To be used as an Orchestrator credential store, Azure Key Vault must be enabled in web.config and then configured by the Host administrator.

Prerequisites

• The Key Vault plugin is set in your Orchestrator web.config file as described here.
• Create the Key Vault to be used with Orchestrator in your Azure account. See Microsoft's official documentation here for details.

Configuration

In the App Registrations pane of the Azure Portal, follow these steps:

1. Create a new app registration.
2. Copy the Application (Client) ID for later use.
3. Go to Manage > Certificates & Secrets > New client secret, and add a new client secret. Make a note of the expiration you chose and create a new secret before that.
4. Copy the Value of the secret for later use.
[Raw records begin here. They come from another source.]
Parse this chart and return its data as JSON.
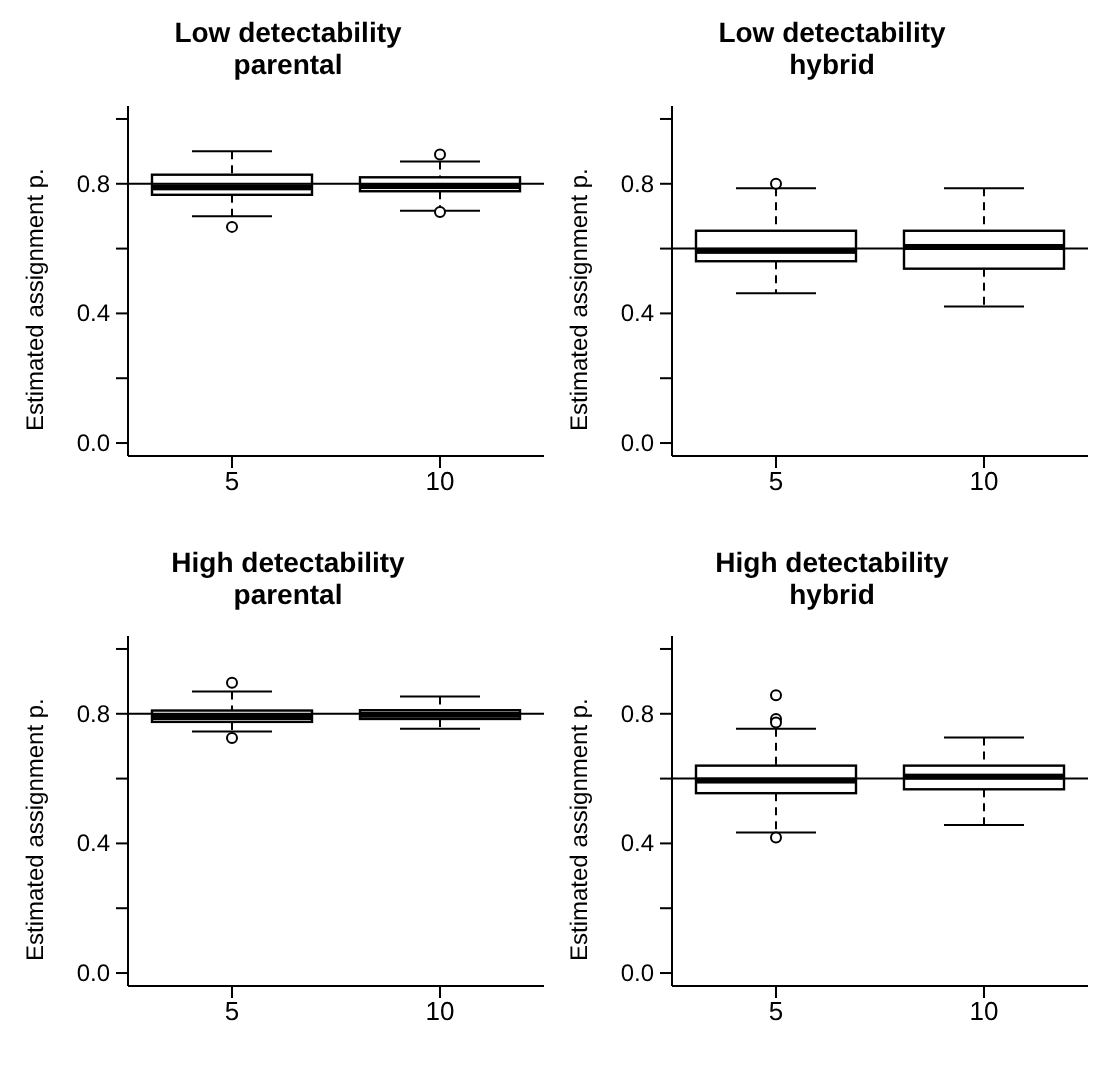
{
  "chart_data": [
    {
      "type": "box",
      "title": "Low detectability parental",
      "ylabel": "Estimated assignment p.",
      "categories": [
        "5",
        "10"
      ],
      "boxes": [
        {
          "low": 0.7,
          "q1": 0.766,
          "median": 0.789,
          "q3": 0.828,
          "high": 0.9,
          "outliers": [
            0.667
          ]
        },
        {
          "low": 0.717,
          "q1": 0.777,
          "median": 0.793,
          "q3": 0.82,
          "high": 0.869,
          "outliers": [
            0.89,
            0.713
          ]
        }
      ],
      "ylim": [
        -0.04,
        1.04
      ],
      "yticks": [
        {
          "value": 0,
          "label": "0.0"
        },
        {
          "value": 0.2,
          "label": null
        },
        {
          "value": 0.4,
          "label": "0.4"
        },
        {
          "value": 0.6,
          "label": null
        },
        {
          "value": 0.8,
          "label": "0.8"
        },
        {
          "value": 1.0,
          "label": null
        }
      ],
      "ref_lines": [
        {
          "axis": "y",
          "value": 0.8
        }
      ]
    },
    {
      "type": "box",
      "title": "Low detectability hybrid",
      "ylabel": "Estimated assignment p.",
      "categories": [
        "5",
        "10"
      ],
      "boxes": [
        {
          "low": 0.462,
          "q1": 0.561,
          "median": 0.593,
          "q3": 0.655,
          "high": 0.786,
          "outliers": [
            0.8
          ]
        },
        {
          "low": 0.421,
          "q1": 0.538,
          "median": 0.605,
          "q3": 0.655,
          "high": 0.786
        }
      ],
      "ylim": [
        -0.04,
        1.04
      ],
      "yticks": [
        {
          "value": 0,
          "label": "0.0"
        },
        {
          "value": 0.2,
          "label": null
        },
        {
          "value": 0.4,
          "label": "0.4"
        },
        {
          "value": 0.6,
          "label": null
        },
        {
          "value": 0.8,
          "label": "0.8"
        },
        {
          "value": 1.0,
          "label": null
        }
      ],
      "ref_lines": [
        {
          "axis": "y",
          "value": 0.6
        }
      ]
    },
    {
      "type": "box",
      "title": "High detectability parental",
      "ylabel": "Estimated assignment p.",
      "categories": [
        "5",
        "10"
      ],
      "boxes": [
        {
          "low": 0.745,
          "q1": 0.775,
          "median": 0.79,
          "q3": 0.81,
          "high": 0.869,
          "outliers": [
            0.896,
            0.725
          ]
        },
        {
          "low": 0.754,
          "q1": 0.784,
          "median": 0.797,
          "q3": 0.811,
          "high": 0.853
        }
      ],
      "ylim": [
        -0.04,
        1.04
      ],
      "yticks": [
        {
          "value": 0,
          "label": "0.0"
        },
        {
          "value": 0.2,
          "label": null
        },
        {
          "value": 0.4,
          "label": "0.4"
        },
        {
          "value": 0.6,
          "label": null
        },
        {
          "value": 0.8,
          "label": "0.8"
        },
        {
          "value": 1.0,
          "label": null
        }
      ],
      "ref_lines": [
        {
          "axis": "y",
          "value": 0.8
        }
      ]
    },
    {
      "type": "box",
      "title": "High detectability hybrid",
      "ylabel": "Estimated assignment p.",
      "categories": [
        "5",
        "10"
      ],
      "boxes": [
        {
          "low": 0.434,
          "q1": 0.555,
          "median": 0.594,
          "q3": 0.64,
          "high": 0.754,
          "outliers": [
            0.857,
            0.784,
            0.773,
            0.418
          ]
        },
        {
          "low": 0.457,
          "q1": 0.567,
          "median": 0.606,
          "q3": 0.64,
          "high": 0.727
        }
      ],
      "ylim": [
        -0.04,
        1.04
      ],
      "yticks": [
        {
          "value": 0,
          "label": "0.0"
        },
        {
          "value": 0.2,
          "label": null
        },
        {
          "value": 0.4,
          "label": "0.4"
        },
        {
          "value": 0.6,
          "label": null
        },
        {
          "value": 0.8,
          "label": "0.8"
        },
        {
          "value": 1.0,
          "label": null
        }
      ],
      "ref_lines": [
        {
          "axis": "y",
          "value": 0.6
        }
      ]
    }
  ]
}
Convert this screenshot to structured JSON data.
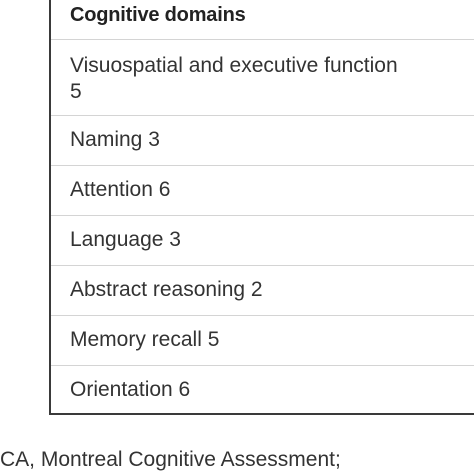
{
  "table": {
    "header": "Cognitive domains",
    "rows": [
      {
        "line1": "Visuospatial and executive function ",
        "line2": "5"
      },
      {
        "label": "Naming 3"
      },
      {
        "label": "Attention 6"
      },
      {
        "label": "Language 3"
      },
      {
        "label": "Abstract reasoning 2"
      },
      {
        "label": "Memory recall 5"
      },
      {
        "label": "Orientation 6"
      }
    ]
  },
  "footnote": "CA, Montreal Cognitive Assessment;"
}
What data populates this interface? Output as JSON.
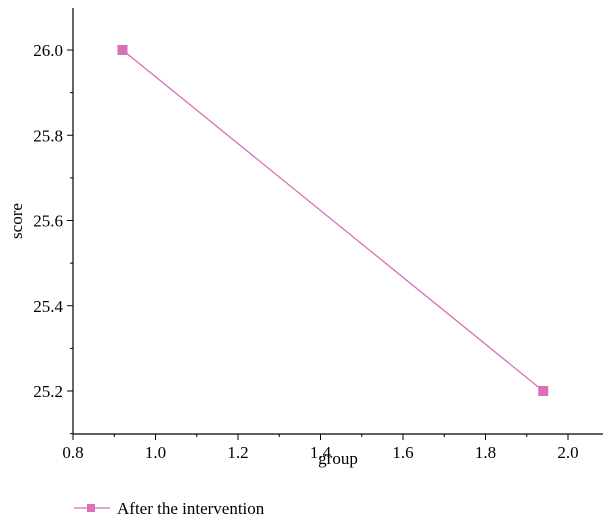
{
  "chart_data": {
    "type": "line",
    "title": "",
    "xlabel": "group",
    "ylabel": "score",
    "xlim": [
      0.8,
      2.1
    ],
    "ylim": [
      25.1,
      26.1
    ],
    "x_ticks": [
      0.8,
      1.0,
      1.2,
      1.4,
      1.6,
      1.8,
      2.0
    ],
    "x_tick_labels": [
      "0.8",
      "1.0",
      "1.2",
      "1.4",
      "1.6",
      "1.8",
      "2.0"
    ],
    "y_ticks": [
      25.2,
      25.4,
      25.6,
      25.8,
      26.0
    ],
    "y_tick_labels": [
      "25.2",
      "25.4",
      "25.6",
      "25.8",
      "26.0"
    ],
    "grid": false,
    "legend_position": "bottom-left",
    "series": [
      {
        "name": "After the intervention",
        "color": "#d872b8",
        "marker": "square",
        "x": [
          0.92,
          1.94
        ],
        "values": [
          26.0,
          25.2
        ]
      }
    ]
  }
}
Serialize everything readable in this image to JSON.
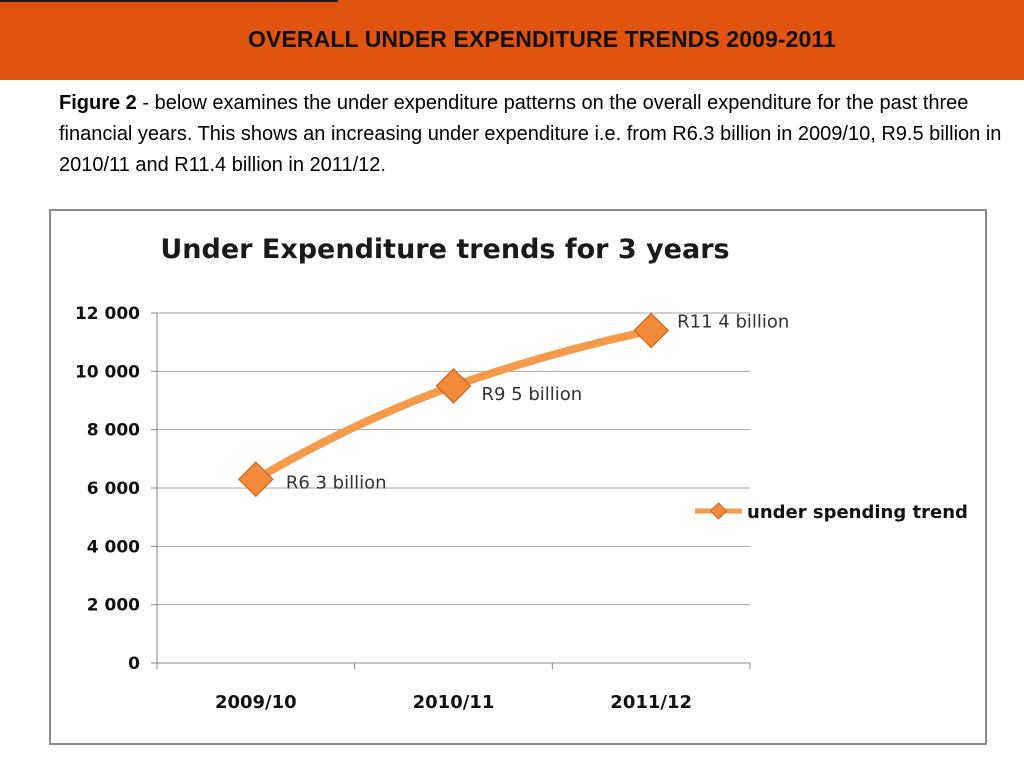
{
  "header": {
    "title": "OVERALL UNDER EXPENDITURE TRENDS 2009-2011"
  },
  "intro": {
    "figure_ref": "Figure 2",
    "text": " - below examines the under expenditure patterns on the overall expenditure for the past three financial years. This shows an increasing under expenditure i.e. from R6.3 billion in 2009/10, R9.5 billion in 2010/11 and R11.4 billion in 2011/12."
  },
  "colors": {
    "header_bg": "#e0540f",
    "line": "#f59a4a",
    "marker": "#f28a3a"
  },
  "chart_data": {
    "type": "line",
    "title": "Under Expenditure trends for 3 years",
    "categories": [
      "2009/10",
      "2010/11",
      "2011/12"
    ],
    "series": [
      {
        "name": "under spending trend",
        "values": [
          6300,
          9500,
          11400
        ],
        "data_labels": [
          "R6 3  billion",
          "R9 5 billion",
          "R11 4 billion"
        ]
      }
    ],
    "ylim": [
      0,
      12000
    ],
    "yticks": [
      0,
      2000,
      4000,
      6000,
      8000,
      10000,
      12000
    ],
    "ytick_labels": [
      "0",
      "2 000",
      "4 000",
      "6 000",
      "8 000",
      "10 000",
      "12 000"
    ],
    "xlabel": "",
    "ylabel": "",
    "grid": true,
    "legend": "right"
  }
}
In the Azure Key Vault, follow these steps:

1. Access the Key Vault's Overview page, and copy the Vault URI and Directory ID for later use.
2. Select Settings > Access Policies from the menu on the left.
3. Click Add access policy.
4. From the Configure from template (optional) drop-down menu, select Secret Management.
5. Click None selected in the Authorized application section to enable the Select principal field.
6. Enter the app registration name, confirm that the Application ID is correct, and select this principal.
7. Click Add.
8. Click Save.

You are now ready to use Vault URI, Directory ID, Application (Client) ID and the secret's Value to configure a new credential store.